In a little while, Rick was able to stand. They began to walk. They went into the bamboo forest, where stalks of bamboo soared like redwoods. They made their way through it, and broke out onto a stunning view. They were facing the Great Boulder on the lip of Tantalus Crater, and looking down into the crater.
The crater extended beneath them, a basin stuffed with rain forest, rimmed by bare ground and patches of stunted, wind-wracked trees. All around the crater, peaks of the Ko‘olau Pali fingered into boiling clouds, and the wind pummeled the scene. At the foot of the Great Boulder lay Tantalus Base.
The base would have been virtually unnoticeable to a person of normal size. There was an aircraft runway about three feet long. At least Karen felt pretty sure it was a runway: she could see a dashed line and taxi markings. Beside the runway stood a cluster of miniature buildings made of concrete. The largest building seemed to be an aircraft hangar. The other buildings were smaller, and looked like bomb shelters. The buildings were embedded partway in the soil and were lightly covered with dead leaves and plant debris, so they blended into the micro-terrain.
Karen stopped. “Wow, Rick!” she said. “We made it!”
He turned his head and smiled, and looked at her. She rubbed his hands, his arms, to get the circulation going.
“Your hands feel warmer. You’re getting better I think.”
They didn’t want to draw attention to themselves, because they didn’t know what to expect from the inhabitants of the base, Nanigen employees who might well be following orders from Vin Drake. They decided to watch the base for a time, looking for activity. They lay down under a mamaki plant. The Great Boulder loomed above like a mountain.
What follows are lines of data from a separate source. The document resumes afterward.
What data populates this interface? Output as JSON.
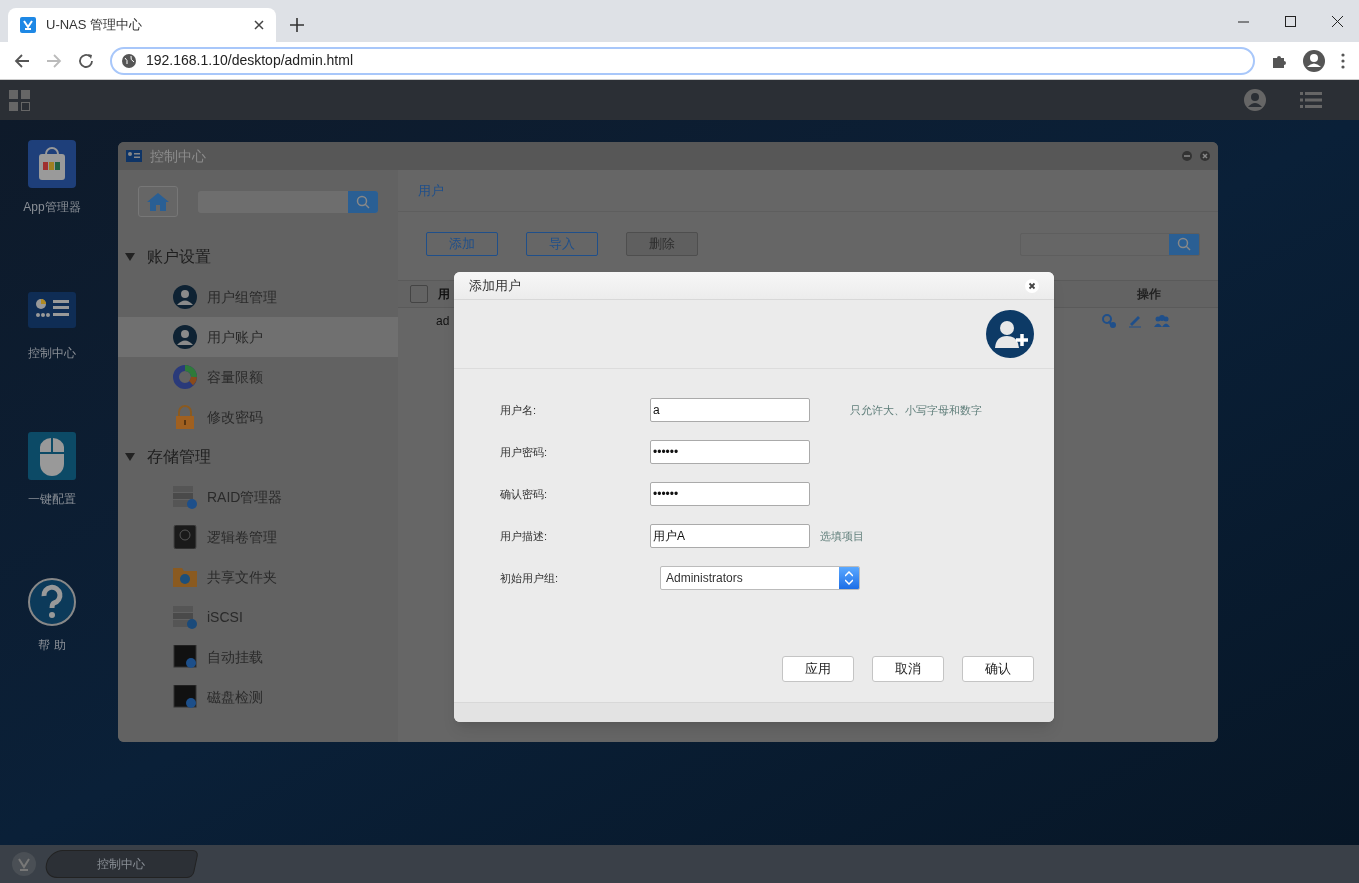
{
  "browser": {
    "tab_title": "U-NAS 管理中心",
    "address": "192.168.1.10/desktop/admin.html"
  },
  "desktop_icons": [
    {
      "kind": "app",
      "label": "App管理器"
    },
    {
      "kind": "control",
      "label": "控制中心"
    },
    {
      "kind": "mouse",
      "label": "一键配置"
    },
    {
      "kind": "help",
      "label": "帮 助"
    }
  ],
  "window": {
    "title": "控制中心",
    "sidebar": [
      {
        "title": "账户设置",
        "expanded": true,
        "items": [
          {
            "kind": "group",
            "label": "用户组管理",
            "selected": false
          },
          {
            "kind": "user",
            "label": "用户账户",
            "selected": true
          },
          {
            "kind": "quota",
            "label": "容量限额",
            "selected": false
          },
          {
            "kind": "lock",
            "label": "修改密码",
            "selected": false
          }
        ]
      },
      {
        "title": "存储管理",
        "expanded": true,
        "items": [
          {
            "kind": "raid",
            "label": "RAID管理器",
            "selected": false
          },
          {
            "kind": "lvm",
            "label": "逻辑卷管理",
            "selected": false
          },
          {
            "kind": "folder",
            "label": "共享文件夹",
            "selected": false
          },
          {
            "kind": "iscsi",
            "label": "iSCSI",
            "selected": false
          },
          {
            "kind": "mount",
            "label": "自动挂载",
            "selected": false
          },
          {
            "kind": "disk",
            "label": "磁盘检测",
            "selected": false
          }
        ]
      }
    ],
    "breadcrumb": "用户",
    "toolbar": [
      {
        "label": "添加",
        "disabled": false
      },
      {
        "label": "导入",
        "disabled": false
      },
      {
        "label": "删除",
        "disabled": true
      }
    ],
    "table": {
      "select_all_checked": false,
      "columns": [
        "用",
        "操作"
      ],
      "rows": [
        {
          "cells": [
            "ad"
          ]
        }
      ]
    }
  },
  "dialog": {
    "title": "添加用户",
    "fields": [
      {
        "kind": "text",
        "label": "用户名:",
        "value": "a",
        "hint": "只允许大、小写字母和数字"
      },
      {
        "kind": "text",
        "label": "用户密码:",
        "value": "••••••"
      },
      {
        "kind": "text",
        "label": "确认密码:",
        "value": "••••••"
      },
      {
        "kind": "text",
        "label": "用户描述:",
        "value": "用户A",
        "hint": "选填项目"
      },
      {
        "kind": "select",
        "label": "初始用户组:",
        "value": "Administrators"
      }
    ],
    "buttons": [
      "应用",
      "取消",
      "确认"
    ]
  },
  "taskbar": {
    "task": "控制中心"
  }
}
There was no activity on the runway. The place seemed deserted.
The runway was strewn with stones, dried mud, plant debris. A cone of dirt had risen next to it, an ant nest. An ant trail extended across the runway and headed downslope toward the bottom of the crater.
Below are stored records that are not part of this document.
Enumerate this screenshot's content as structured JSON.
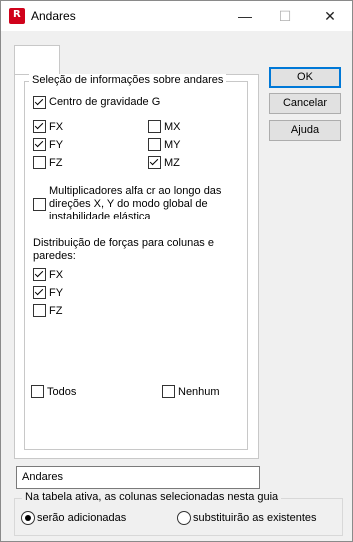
{
  "window": {
    "title": "Andares",
    "app_icon_letter": "R"
  },
  "titlebar": {
    "minimize_glyph": "—",
    "maximize_glyph": "☐",
    "close_glyph": "✕"
  },
  "group": {
    "title": "Seleção de informações sobre andares"
  },
  "items": {
    "centro": {
      "label": "Centro de gravidade G",
      "checked": true
    },
    "fx": {
      "label": "FX",
      "checked": true
    },
    "fy": {
      "label": "FY",
      "checked": true
    },
    "fz": {
      "label": "FZ",
      "checked": false
    },
    "mx": {
      "label": "MX",
      "checked": false
    },
    "my": {
      "label": "MY",
      "checked": false
    },
    "mz": {
      "label": "MZ",
      "checked": true
    },
    "mult": {
      "line1": "Multiplicadores alfa cr ao longo das",
      "line2": "direções X, Y do modo global de",
      "line3": "instabilidade elástica",
      "checked": false
    },
    "dist_title1": "Distribuição de forças para colunas e",
    "dist_title2": "paredes:",
    "dfx": {
      "label": "FX",
      "checked": true
    },
    "dfy": {
      "label": "FY",
      "checked": true
    },
    "dfz": {
      "label": "FZ",
      "checked": false
    },
    "todos": {
      "label": "Todos",
      "checked": false
    },
    "nenhum": {
      "label": "Nenhum",
      "checked": false
    }
  },
  "buttons": {
    "ok": "OK",
    "cancel": "Cancelar",
    "help": "Ajuda"
  },
  "table_name": {
    "value": "Andares"
  },
  "table_options": {
    "legend": "Na tabela ativa, as colunas selecionadas nesta guia",
    "option_add": "serão adicionadas",
    "option_replace": "substituirão as existentes",
    "selected": "add"
  },
  "colors": {
    "accent": "#0078d7",
    "app_icon": "#d0021b"
  }
}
“It doesn’t look good,” Danny Minot whispered.
Karen’s heart fell. If no micro-humans lived here, then there wouldn’t be any shuttle to Nanigen, and no chance of help. This place hadn’t been tended to; it had been overrun by ants.
But there might be airplanes.
They walked slowly down the hillside and went into the hangar. There were tie-downs for aircraft, but no planes. While Rick sat and rested with Danny, Karen explored the base. She found a room that she guessed had once held mechanical parts and supplies, but it had been emptied out, leaving bent metal pins and bolts protruding from the walls and floor. She went into another room. Empty. The next room contained living quarters. It had been flooded by rain and was half-filled with mud.
There was no sign of human life anywhere. Tantalus Base had been abandoned. There was no sign of a road to Honolulu, either. No shuttle truck. No airplanes. Only the trade wind endlessly worrying the ground and whistling through the empty halls of Tantalus.
They emerged from the complex and sat by the runway looking down into the crater. They could see the city, too, through the gap in the crater’s wall, and beyond the city the Pacific Ocean ran off into blue. Nanigen was miles away from this crater, and there was no way home.
Danny Minot lay in the rubble, holding his arm. He began to cry. His sobs echoed off the hangar and drifted into a sky shot with gray rolling clouds and wind.
Karen watched an ant hurry across the runway, carrying a seed. She turned her gaze up to the Great Boulder, and then past it to the horizon line and the clouds. Something moved against the sky near the boulder, and she suddenly realized it was the figure of a man.